Dari pernyataan tersebut, sangat jelas keinginan Presiden untuk menjadikan pembangunan bidang maritim sebagai salah satu pendorong utama bagi Indonesia agar dapat berperan menjadi pemain penting dalam percaturan antar bangsa, sehingga dapat menyumbangkan keunggulan komparatif Indonesia, yaitu laut yang dimilikinya untuk kepentingan peradaban global.
Minat pasangan Jokowi-JK untuk memprioritaskan pembangunan maritim dapat juga dilihat dari visi-misi yang diusungnya ketika menjadi calon presiden.

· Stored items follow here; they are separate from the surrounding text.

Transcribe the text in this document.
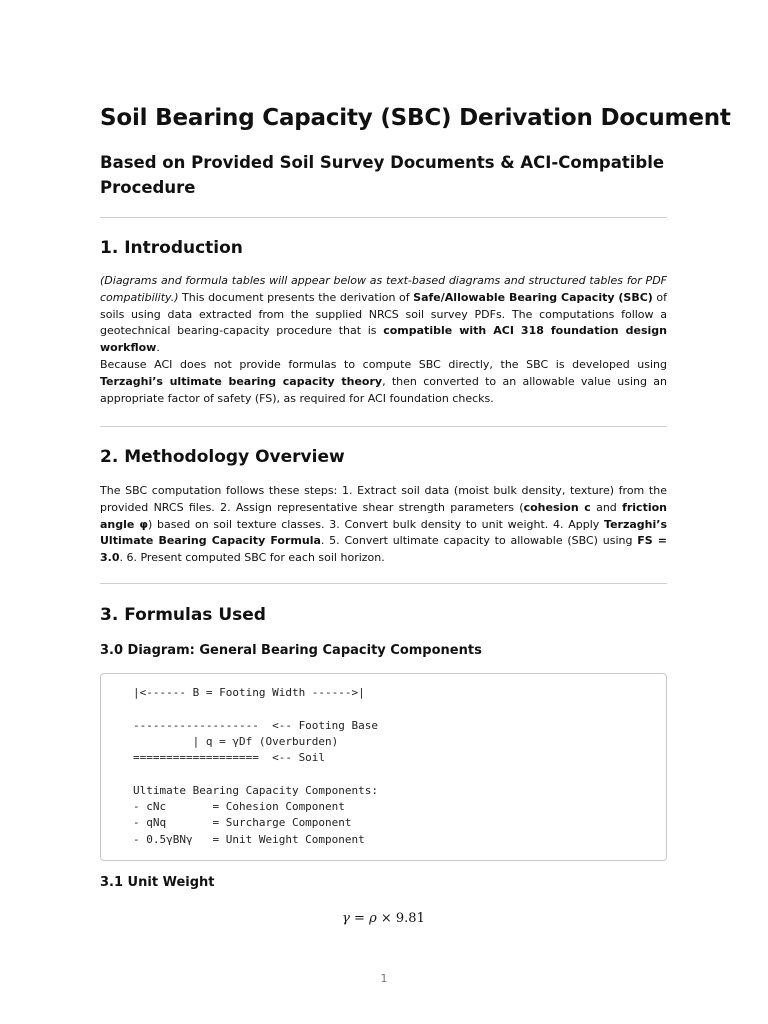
Soil Bearing Capacity (SBC) Derivation Document
Based on Provided Soil Survey Documents & ACI-Compatible Procedure
1. Introduction

(Diagrams and formula tables will appear below as text-based diagrams and structured tables for PDF compatibility.) This document presents the derivation of Safe/Allowable Bearing Capacity (SBC) of soils using data extracted from the supplied NRCS soil survey PDFs. The computations follow a geotechnical bearing-capacity procedure that is compatible with ACI 318 foundation design workflow.

Because ACI does not provide formulas to compute SBC directly, the SBC is developed using Terzaghi’s ultimate bearing capacity theory, then converted to an allowable value using an appropriate factor of safety (FS), as required for ACI foundation checks.

2. Methodology Overview

The SBC computation follows these steps: 1. Extract soil data (moist bulk density, texture) from the provided NRCS files. 2. Assign representative shear strength parameters (cohesion c and friction angle φ) based on soil texture classes. 3. Convert bulk density to unit weight. 4. Apply Terzaghi’s Ultimate Bearing Capacity Formula. 5. Convert ultimate capacity to allowable (SBC) using FS = 3.0. 6. Present computed SBC for each soil horizon.

3. Formulas Used
3.0 Diagram: General Bearing Capacity Components
|<------ B = Footing Width ------>|

-------------------  <-- Footing Base
| q = γDf (Overburden)
===================  <-- Soil

Ultimate Bearing Capacity Components:
- cNc       = Cohesion Component
- qNq       = Surcharge Component
- 0.5γBNγ   = Unit Weight Component
3.1 Unit Weight
γ = ρ × 9.81
1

Dari 7 misi yang ditawarkan, ternyata ada 3 misi yang secara eksplisit menyebutkan kata maritim. Misi pada butir pertama, mewujudkan keamanan nasional yang mampu menjaga kedaulatan wilayah, menopang kemandirian ekonomi dengan mengamankan sumberdaya maritim, dan mencerminkan kepribadian Indonesia sebagai negara kepulauan. Misi pada butir ketiga, mewujudkan politik luar negeri bebas-aktif dan memperkuat jati diri sebagai negara maritim. Dan misi pada butir ke-enam,mewujudkan Indonesia menjadi negara maritim yang mandiri, maju, kuat, dan berbasiskan kepentingan nasional.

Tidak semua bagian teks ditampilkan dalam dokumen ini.